Marxism is one of the basic theories of international relations. According to Marxists, both realism and liberalism/idealism are simply self-serving ideologies introduced by the economic elites to defend and justify global inequality. Instead, Marxists argue, class is the fundamental unit of analysis of international relations, and the international system has been constructed by the upper classes and the wealthiest nations in order to protect and defend their interests. Two of the most important Marxist-derived bodies of theory in international relations are world-systems theory (led by Immanuel Wallerstein) and dependency theory (a Latin American school which such proponents as Andre Gunder Frank). More recent neo-Marxist work in international relations is led by scholars such as Robert Cox, but is classified separately as Critical Theory or neo-Gramscianism.
The basic tenet of Marxism is that the world is divided not into politically determined nations but into economically determined classes. Consequently, politics does not supercede economics, but rather economics trumps politics. The various Marxist theories of international relations agree that the international state system was constructed by capitalists and therefore serves the interests of wealthy states and corporations, which seek to protect and expand their wealth.
The most successful IR theory derived directly from Marxism is Immanuel Wallersten’s world-systems theory. According to Wallerstein, the “First World” and “Third World” are merely components of a larger world systemwhich originated in 16th-century European colonialism. Instead, these states actually make up the “core” and “periphery” of the world system — respectively, the central wealthy states which own and chiefly benefit from the mechanisms of production, and the impoverished “developing” countries which supply most of the human labour and natural resources exploited by the rich. States which do not fit either class, but lie somewhere in the middle of the model, are referred to as “semi-peripheral.”
The core-periphery thesis of world-systems theory is based upon another body of work, dependency theory, which argues that the basis of international politics is the transfer of natural resources from peripheral developing countries to core wealthy states, mostly the Western industrialized democracies. The poor countries of the world, like the poor classes of the world, are said to provide inexpensive human and natural capital, while the wealthy countries’ foreign policies are devoted to creating and maintaining this system of inequality. International economic law (such as the World Trade Organization) and other such systems are seen as means by which this is done.
To combat these systems of inequality, traditional Marxists and dependency theorists have argued that poor countries should adopt economic control policies that can break them out of the prison of international economic controls, such as import substitution (government assistance to domestic producers and barriers to wealthy international corporations attempting to flood the market with mass-produced imports) rather than the export-based models usually favoured by international economic organizations such as the World Bank and International Monetary Fund.
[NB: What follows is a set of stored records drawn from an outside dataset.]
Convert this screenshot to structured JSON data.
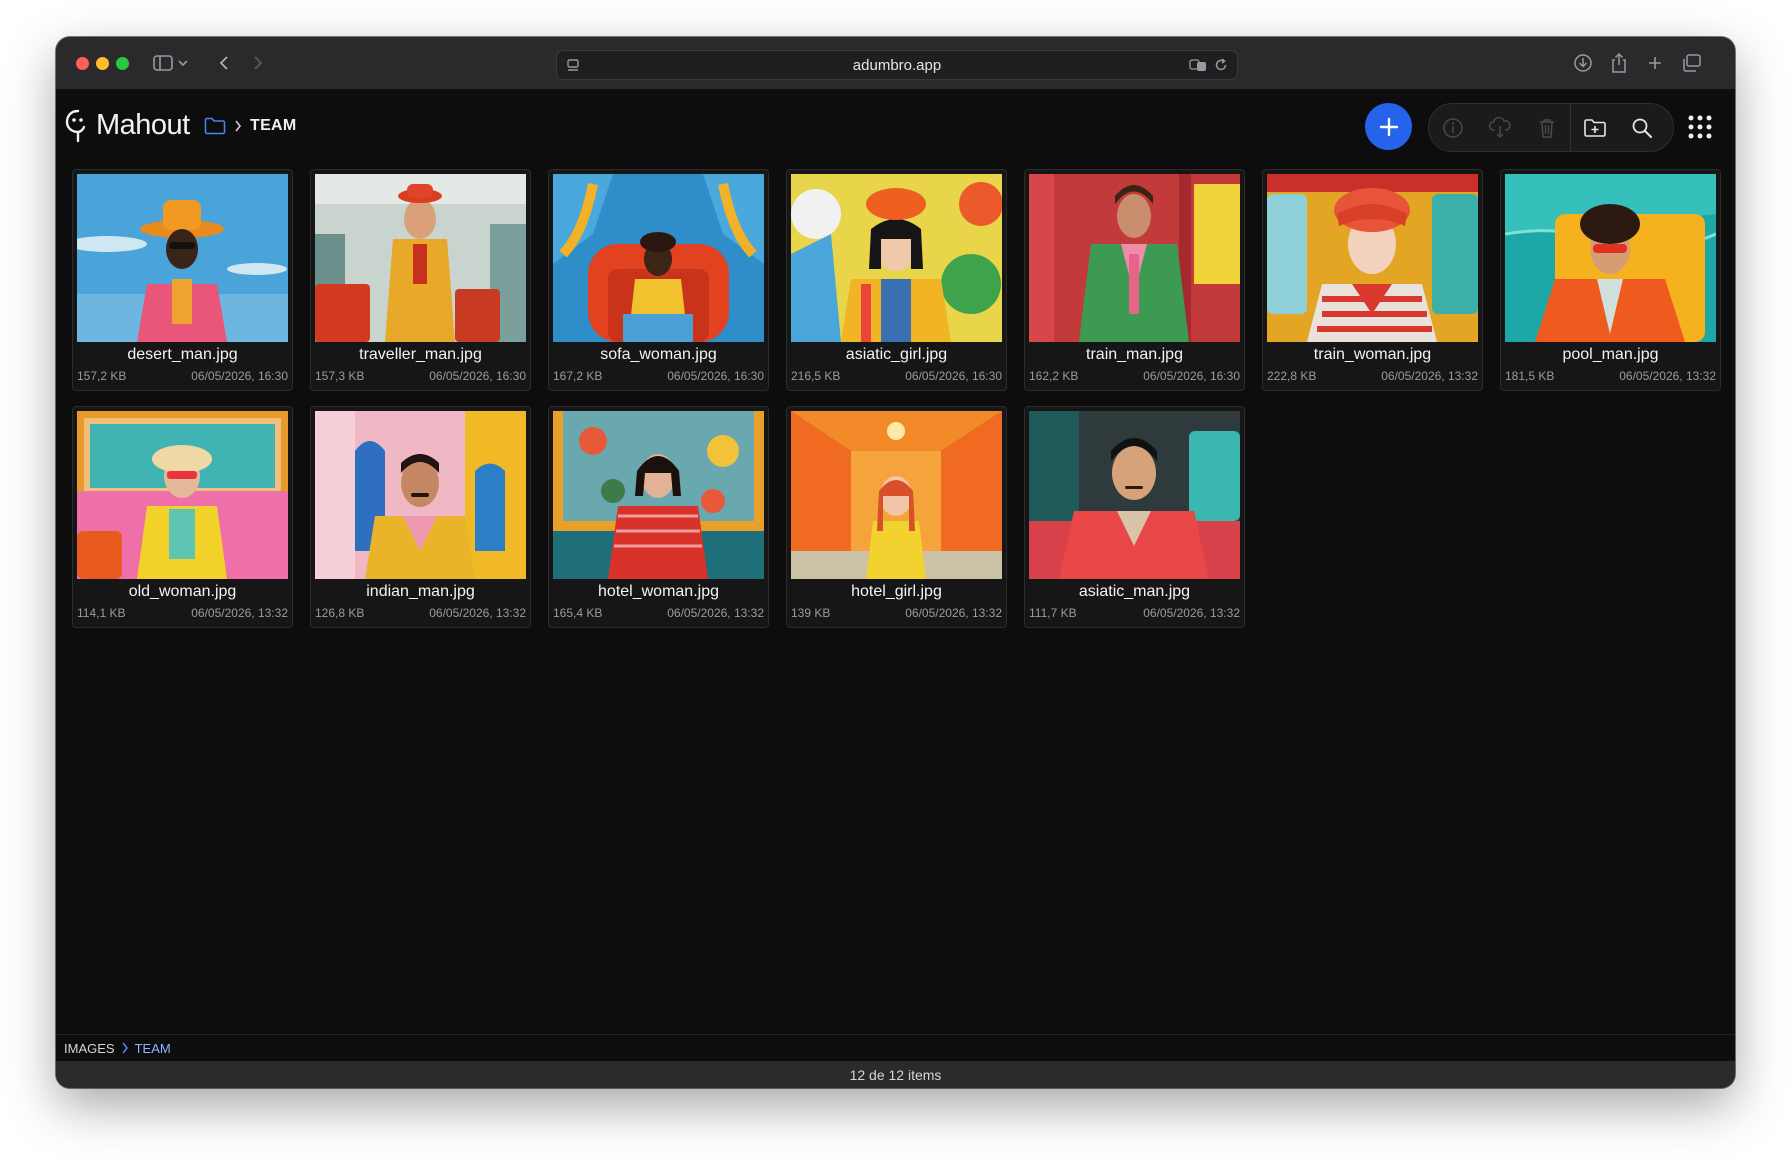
{
  "browser": {
    "url": "adumbro.app"
  },
  "app": {
    "logo_text": "Mahout",
    "breadcrumb_folder": "TEAM",
    "accent_color": "#2563eb"
  },
  "toolbar": {
    "add_icon": "plus-icon",
    "info_icon": "info-icon",
    "download_icon": "cloud-download-icon",
    "delete_icon": "trash-icon",
    "new_folder_icon": "folder-plus-icon",
    "search_icon": "search-icon",
    "apps_icon": "grid-menu-icon"
  },
  "files": [
    {
      "name": "desert_man.jpg",
      "size": "157,2 KB",
      "date": "06/05/2026, 16:30"
    },
    {
      "name": "traveller_man.jpg",
      "size": "157,3 KB",
      "date": "06/05/2026, 16:30"
    },
    {
      "name": "sofa_woman.jpg",
      "size": "167,2 KB",
      "date": "06/05/2026, 16:30"
    },
    {
      "name": "asiatic_girl.jpg",
      "size": "216,5 KB",
      "date": "06/05/2026, 16:30"
    },
    {
      "name": "train_man.jpg",
      "size": "162,2 KB",
      "date": "06/05/2026, 16:30"
    },
    {
      "name": "train_woman.jpg",
      "size": "222,8 KB",
      "date": "06/05/2026, 13:32"
    },
    {
      "name": "pool_man.jpg",
      "size": "181,5 KB",
      "date": "06/05/2026, 13:32"
    },
    {
      "name": "old_woman.jpg",
      "size": "114,1 KB",
      "date": "06/05/2026, 13:32"
    },
    {
      "name": "indian_man.jpg",
      "size": "126,8 KB",
      "date": "06/05/2026, 13:32"
    },
    {
      "name": "hotel_woman.jpg",
      "size": "165,4 KB",
      "date": "06/05/2026, 13:32"
    },
    {
      "name": "hotel_girl.jpg",
      "size": "139 KB",
      "date": "06/05/2026, 13:32"
    },
    {
      "name": "asiatic_man.jpg",
      "size": "111,7 KB",
      "date": "06/05/2026, 13:32"
    }
  ],
  "footer": {
    "path": [
      "IMAGES",
      "TEAM"
    ],
    "status": "12 de 12 items"
  }
}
In most fields, a body of social constructivist theory known as neo-Marxism is included within the general canon of Marxist literature. While also true in international relations, the neo-Marxists generally identify as Critical Theorists and as neo-Gramscians, and their ideas, while related, should be studied separately.
Strengths and Weaknesses
World-systems theory and dependency theory, in particular, offer useful analyses for those who perceive the world as principally and perpetually a sphere of economic conflict between the rich and the poor. In its simplest form, Wallerstein’s theory may be viewed as an application of the core concepts to Marxism to international relations, in which poor countries are analogous to poor workers and wealthy Western countries are analogous to property and factory owners within the upper classes. Moreover, the Marxist studies of international relations easily preceded free-trade liberal scholars in perceiving the existence of an international market system, today dominated by liberal theorists and known by the moniker “globalization.”
Since the end of the Cold War, theories associated with communism have fallen into academic disrepute, seen as obsolete. More significantly, Wallerstein’s theory may be seen as both excessively concerned with the role of economics in determining all aspects of social and political relations, as well as excessively pessimistic, offering few means of genuine escape from the capitalist system. (This is true of most contemporary academic Marxist theories.)
The basic Marxist canon is well known outside international relations, beginning with Karl Marx and Friedrich Engels (Communist Manifesto). Other relevant sources for the study of Marxism and international relations include the classic studies of imperialism and capitalism by Russian Communist leader Vladimir Lenin (Imperialism andThe State and the Revolution), and the neo-Marxist turn initiated by Italian political dissident Antonio Gramsci (Prison Notebooks).
World-systems theory is principally the creation of Immanuel Wallerstein (The Modern World-System). Wallerstein began his work in postcolonial African politics, but during the 1970s began to unite the theories of Karl Marx, French historian Fernand Braudel, and Latin American dependency theorists. Associated theorists include Giovanni Arrighi (The Long Twentieth Century). In addition to the Marxist tradition, Wallerstein draws upon the Annales School in the French historical tradition, and particularly upon the work of Fernand Braudel (Civilization and Capitalism).
Dependency theory is principally Latin American in its origin and its focus; see, for example, Andre Gunder Frank (Capitalism and Underdevelopment in Latin America). There are some similar theorists elsewhere, for example, such as Egyptian economist Samir Amin (Imperialism and Unequal Development). It draws its inspiration from Marxist sources as well as economists Hans Singer and Raul Prebisch.